A diferenciação com outras condições (como hipotireoidismo, insuficiência adrenal e uso de diuréticos tiazídicos) é essencial.
Por isso, exames complementares como T4 livre, cortisol e ACTH também podem ser solicitados.

O raciocínio bioquímico por trás da SIADH

A SIADH é um excelente exemplo de como o laboratório traduz a fisiologia em números.
O ADH excessivo aumenta a reabsorção de água livre nos túbulos distais, dilui o sódio e reduz a osmolaridade plasmática, mas não altera significativamente o volume extracelular total.
Por isso, o paciente não apresenta edema nem hipotensão significativa.

O raciocínio clínico-laboratorial é fundamental:

Sódio baixo + osmolaridade baixa + urina concentrada = pensar em SIADH.

Como o laboratório apoia o tratamento

Embora o tratamento dependa da causa de base, o acompanhamento laboratorial é indispensável.
O biomédico pode monitorar:

  • Correção gradual do sódio (evitando desmielinização osmótica);

  • Resposta à restrição hídrica;

  • Efeito de antagonistas de ADH (como tolvaptana).

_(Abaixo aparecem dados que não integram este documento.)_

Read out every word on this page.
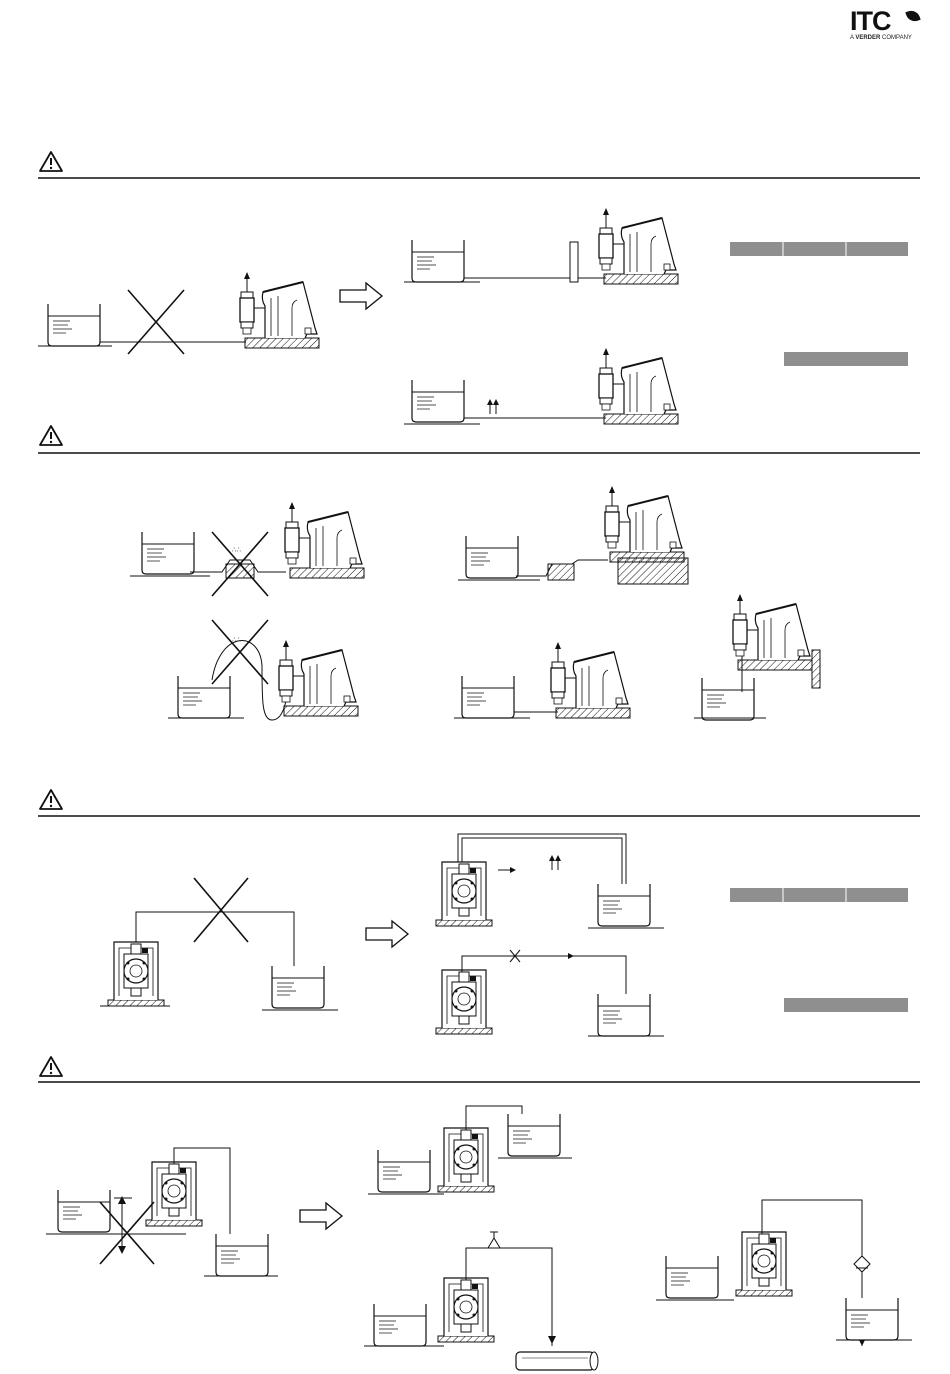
ITC
A VERDER COMPANY
∴∴
∴∴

O controle diário do sódio e o acompanhamento da osmolaridade urinária são fundamentais para avaliar a recuperação.

Conclusão: quando o sódio fala pelo pulmão

Em infecções pulmonares, o sódio sérico se torna um marcador silencioso de disfunção hormonal.
Mesmo com rins preservados, a liberação inadequada de ADH distorce o equilíbrio hídrico, levando à hiponatremia dilucional.

Reconhecer esse padrão e compreender os dados laboratoriais faz toda a diferença entre corrigir um número e entender um mecanismo fisiopatológico.

As Análises Clínicas não apenas medem, elas traduzem a linguagem bioquímica da doença.